With the thousand page health care bill being forced through Congress by the end of the July session, it's hard to predict the future of Obama's plan. If it fails, many fear that the momentum created (especially by his riveting speech Wednesday) will dissipate. If it succeeds, the bureaucratic backlog will create a vacuum where overworked doctors cannot compete with the amount of new patients. This will leave financially stable patients to die in waiting rooms across the country. The cause of death? A severe drop in their sense of self-worth.
Many in Congress have already admitted that the thousand page bill cannot be read before the President's deadline, but would probably not be read even if given more time. This leads the casual observer to suggest that Congress handle this matter the way they handle other matters. Republicans and Democrats should just pull their dicks out and compare size. Whoever has the largest members has the largest vote. Health care solved.
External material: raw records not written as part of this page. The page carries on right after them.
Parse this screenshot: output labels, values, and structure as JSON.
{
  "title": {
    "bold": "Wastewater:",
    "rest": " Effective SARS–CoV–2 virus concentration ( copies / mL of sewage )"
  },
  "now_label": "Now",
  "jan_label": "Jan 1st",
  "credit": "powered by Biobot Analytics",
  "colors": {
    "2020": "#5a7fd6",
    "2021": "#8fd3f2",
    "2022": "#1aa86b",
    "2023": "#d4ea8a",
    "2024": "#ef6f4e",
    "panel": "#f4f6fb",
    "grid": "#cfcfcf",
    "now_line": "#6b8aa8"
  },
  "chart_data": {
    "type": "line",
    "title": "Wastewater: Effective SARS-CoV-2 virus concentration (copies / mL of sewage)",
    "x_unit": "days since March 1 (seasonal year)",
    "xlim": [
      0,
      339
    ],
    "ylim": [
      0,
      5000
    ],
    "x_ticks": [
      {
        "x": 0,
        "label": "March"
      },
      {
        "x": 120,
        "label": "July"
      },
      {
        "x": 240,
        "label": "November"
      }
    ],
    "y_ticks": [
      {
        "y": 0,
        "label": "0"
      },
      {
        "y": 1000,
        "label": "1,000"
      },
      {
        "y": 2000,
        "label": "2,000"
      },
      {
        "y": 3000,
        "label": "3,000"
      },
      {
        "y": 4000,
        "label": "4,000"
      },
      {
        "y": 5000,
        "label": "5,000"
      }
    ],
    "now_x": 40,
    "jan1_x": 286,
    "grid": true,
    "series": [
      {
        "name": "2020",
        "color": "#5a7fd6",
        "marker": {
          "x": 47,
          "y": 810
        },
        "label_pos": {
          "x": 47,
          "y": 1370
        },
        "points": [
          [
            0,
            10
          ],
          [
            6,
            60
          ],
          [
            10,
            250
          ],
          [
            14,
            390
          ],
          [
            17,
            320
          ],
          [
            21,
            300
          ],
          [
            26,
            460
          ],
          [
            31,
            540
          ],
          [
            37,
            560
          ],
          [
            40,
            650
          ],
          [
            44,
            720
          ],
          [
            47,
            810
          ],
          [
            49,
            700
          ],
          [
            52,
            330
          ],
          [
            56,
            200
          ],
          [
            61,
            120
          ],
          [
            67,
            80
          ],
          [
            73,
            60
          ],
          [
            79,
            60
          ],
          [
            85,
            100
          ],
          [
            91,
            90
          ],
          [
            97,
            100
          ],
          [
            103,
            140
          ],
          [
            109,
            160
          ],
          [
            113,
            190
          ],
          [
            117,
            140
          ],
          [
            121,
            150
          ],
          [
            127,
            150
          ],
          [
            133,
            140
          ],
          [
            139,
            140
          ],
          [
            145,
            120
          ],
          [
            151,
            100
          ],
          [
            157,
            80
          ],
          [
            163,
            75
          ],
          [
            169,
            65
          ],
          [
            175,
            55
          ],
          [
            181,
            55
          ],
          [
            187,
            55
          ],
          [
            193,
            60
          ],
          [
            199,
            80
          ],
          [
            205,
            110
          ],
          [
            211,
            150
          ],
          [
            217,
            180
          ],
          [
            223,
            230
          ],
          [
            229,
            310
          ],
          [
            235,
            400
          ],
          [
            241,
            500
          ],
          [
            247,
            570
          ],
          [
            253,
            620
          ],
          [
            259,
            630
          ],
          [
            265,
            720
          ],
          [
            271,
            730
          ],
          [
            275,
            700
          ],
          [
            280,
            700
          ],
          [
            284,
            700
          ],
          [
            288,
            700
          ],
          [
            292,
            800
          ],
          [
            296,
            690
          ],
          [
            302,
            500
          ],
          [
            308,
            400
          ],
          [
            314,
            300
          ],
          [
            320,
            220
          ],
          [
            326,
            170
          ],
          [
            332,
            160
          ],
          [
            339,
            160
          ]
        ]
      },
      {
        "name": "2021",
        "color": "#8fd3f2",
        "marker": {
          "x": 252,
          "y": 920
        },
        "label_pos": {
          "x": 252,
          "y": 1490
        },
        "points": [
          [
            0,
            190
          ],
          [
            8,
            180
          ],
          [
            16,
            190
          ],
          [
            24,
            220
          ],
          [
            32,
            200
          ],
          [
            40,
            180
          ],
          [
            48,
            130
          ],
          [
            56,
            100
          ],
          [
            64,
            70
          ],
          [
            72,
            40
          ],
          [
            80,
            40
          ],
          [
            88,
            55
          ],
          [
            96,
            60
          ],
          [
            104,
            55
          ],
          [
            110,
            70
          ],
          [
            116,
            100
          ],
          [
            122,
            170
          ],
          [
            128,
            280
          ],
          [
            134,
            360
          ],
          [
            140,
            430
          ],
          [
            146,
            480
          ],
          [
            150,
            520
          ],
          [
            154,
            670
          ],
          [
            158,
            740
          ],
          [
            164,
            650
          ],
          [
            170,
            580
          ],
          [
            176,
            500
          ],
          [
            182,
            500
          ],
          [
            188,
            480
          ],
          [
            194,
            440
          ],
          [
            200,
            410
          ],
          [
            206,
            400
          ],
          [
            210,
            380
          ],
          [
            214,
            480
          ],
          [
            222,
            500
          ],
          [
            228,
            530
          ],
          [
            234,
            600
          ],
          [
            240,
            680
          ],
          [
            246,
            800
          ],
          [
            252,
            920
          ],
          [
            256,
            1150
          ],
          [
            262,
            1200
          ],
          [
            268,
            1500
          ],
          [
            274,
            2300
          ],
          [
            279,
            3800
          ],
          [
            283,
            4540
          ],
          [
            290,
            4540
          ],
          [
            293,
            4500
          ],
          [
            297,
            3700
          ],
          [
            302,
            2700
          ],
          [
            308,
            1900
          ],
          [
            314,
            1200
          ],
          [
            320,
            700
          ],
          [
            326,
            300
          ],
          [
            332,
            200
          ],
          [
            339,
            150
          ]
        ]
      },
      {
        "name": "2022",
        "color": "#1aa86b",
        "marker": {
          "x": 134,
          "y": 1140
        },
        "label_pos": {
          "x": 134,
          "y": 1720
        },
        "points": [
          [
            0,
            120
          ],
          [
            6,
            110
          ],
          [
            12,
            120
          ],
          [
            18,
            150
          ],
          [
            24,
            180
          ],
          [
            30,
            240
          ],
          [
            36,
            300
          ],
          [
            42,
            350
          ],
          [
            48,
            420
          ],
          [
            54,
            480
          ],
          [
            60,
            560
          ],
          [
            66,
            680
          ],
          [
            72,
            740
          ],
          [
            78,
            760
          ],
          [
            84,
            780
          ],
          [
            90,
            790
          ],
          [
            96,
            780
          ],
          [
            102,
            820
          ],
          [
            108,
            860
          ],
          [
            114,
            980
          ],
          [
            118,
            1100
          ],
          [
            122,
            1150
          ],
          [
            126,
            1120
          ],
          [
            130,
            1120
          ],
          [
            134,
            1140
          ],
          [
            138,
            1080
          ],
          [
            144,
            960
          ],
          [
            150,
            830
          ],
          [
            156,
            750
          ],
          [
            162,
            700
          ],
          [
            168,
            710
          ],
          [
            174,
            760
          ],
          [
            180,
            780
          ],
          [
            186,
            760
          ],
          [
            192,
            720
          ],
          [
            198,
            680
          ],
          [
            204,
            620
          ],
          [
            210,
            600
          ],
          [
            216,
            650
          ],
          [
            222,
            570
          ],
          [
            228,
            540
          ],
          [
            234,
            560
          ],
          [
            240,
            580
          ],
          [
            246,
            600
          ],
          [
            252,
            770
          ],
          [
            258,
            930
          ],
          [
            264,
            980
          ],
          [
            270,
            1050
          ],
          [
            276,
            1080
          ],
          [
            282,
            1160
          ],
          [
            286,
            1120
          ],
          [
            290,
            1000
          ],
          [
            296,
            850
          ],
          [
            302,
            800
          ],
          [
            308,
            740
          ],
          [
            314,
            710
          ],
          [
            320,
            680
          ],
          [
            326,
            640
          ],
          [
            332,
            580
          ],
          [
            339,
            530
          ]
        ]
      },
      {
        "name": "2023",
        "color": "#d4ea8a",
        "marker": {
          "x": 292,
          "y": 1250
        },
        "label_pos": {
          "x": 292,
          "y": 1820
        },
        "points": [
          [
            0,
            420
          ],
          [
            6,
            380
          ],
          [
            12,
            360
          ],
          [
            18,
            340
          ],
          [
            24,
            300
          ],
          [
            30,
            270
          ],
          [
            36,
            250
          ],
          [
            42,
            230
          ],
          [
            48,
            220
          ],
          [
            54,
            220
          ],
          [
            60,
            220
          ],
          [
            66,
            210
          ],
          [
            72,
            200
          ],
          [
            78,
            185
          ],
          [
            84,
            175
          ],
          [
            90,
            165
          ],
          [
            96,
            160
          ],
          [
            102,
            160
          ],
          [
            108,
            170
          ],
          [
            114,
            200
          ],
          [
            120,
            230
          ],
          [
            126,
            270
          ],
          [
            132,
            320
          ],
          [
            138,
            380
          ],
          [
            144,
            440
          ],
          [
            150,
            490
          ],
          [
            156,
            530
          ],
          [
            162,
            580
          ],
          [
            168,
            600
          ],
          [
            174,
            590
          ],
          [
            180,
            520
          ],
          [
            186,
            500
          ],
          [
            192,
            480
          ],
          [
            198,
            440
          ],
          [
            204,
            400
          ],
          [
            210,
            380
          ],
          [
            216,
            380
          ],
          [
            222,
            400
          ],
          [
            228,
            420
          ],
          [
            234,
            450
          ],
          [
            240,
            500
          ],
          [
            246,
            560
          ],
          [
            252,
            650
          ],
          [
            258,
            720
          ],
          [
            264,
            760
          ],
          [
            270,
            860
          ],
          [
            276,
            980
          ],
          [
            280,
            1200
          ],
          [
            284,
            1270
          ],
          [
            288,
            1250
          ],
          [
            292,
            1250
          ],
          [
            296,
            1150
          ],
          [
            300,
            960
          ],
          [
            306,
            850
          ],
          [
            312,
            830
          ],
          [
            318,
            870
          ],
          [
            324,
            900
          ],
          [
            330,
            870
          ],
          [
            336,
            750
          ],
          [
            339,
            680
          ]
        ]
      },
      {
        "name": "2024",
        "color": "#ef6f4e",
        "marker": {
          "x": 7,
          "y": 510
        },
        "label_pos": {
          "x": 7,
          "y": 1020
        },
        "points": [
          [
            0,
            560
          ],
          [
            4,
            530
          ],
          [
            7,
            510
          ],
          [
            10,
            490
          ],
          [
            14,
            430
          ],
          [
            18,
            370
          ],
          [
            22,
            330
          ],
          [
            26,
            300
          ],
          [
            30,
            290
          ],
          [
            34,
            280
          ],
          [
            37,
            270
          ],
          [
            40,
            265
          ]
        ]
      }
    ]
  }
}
The Dick-in-your-Hand Solution does possess a few drawbacks, though. Obviously Governor Mark Sanford and John Ensign would be exempt due to personal reasons. A less radical approach would be a shouting contest. Participants merely need to turn on their televisions for a few hours. Whichever party can air the most political commercials for their cause wins. Like many Americans, I refuse to take anything at face value. That's why I sided with the first commercial I saw. That's also why I called my grandmother and urged her to stay indoors after hearing Lil' Wayne sing "I wanna f*ck every girl in the world". Knowing Lil' Wayne's dedication to his work, I just couldn't take any chances.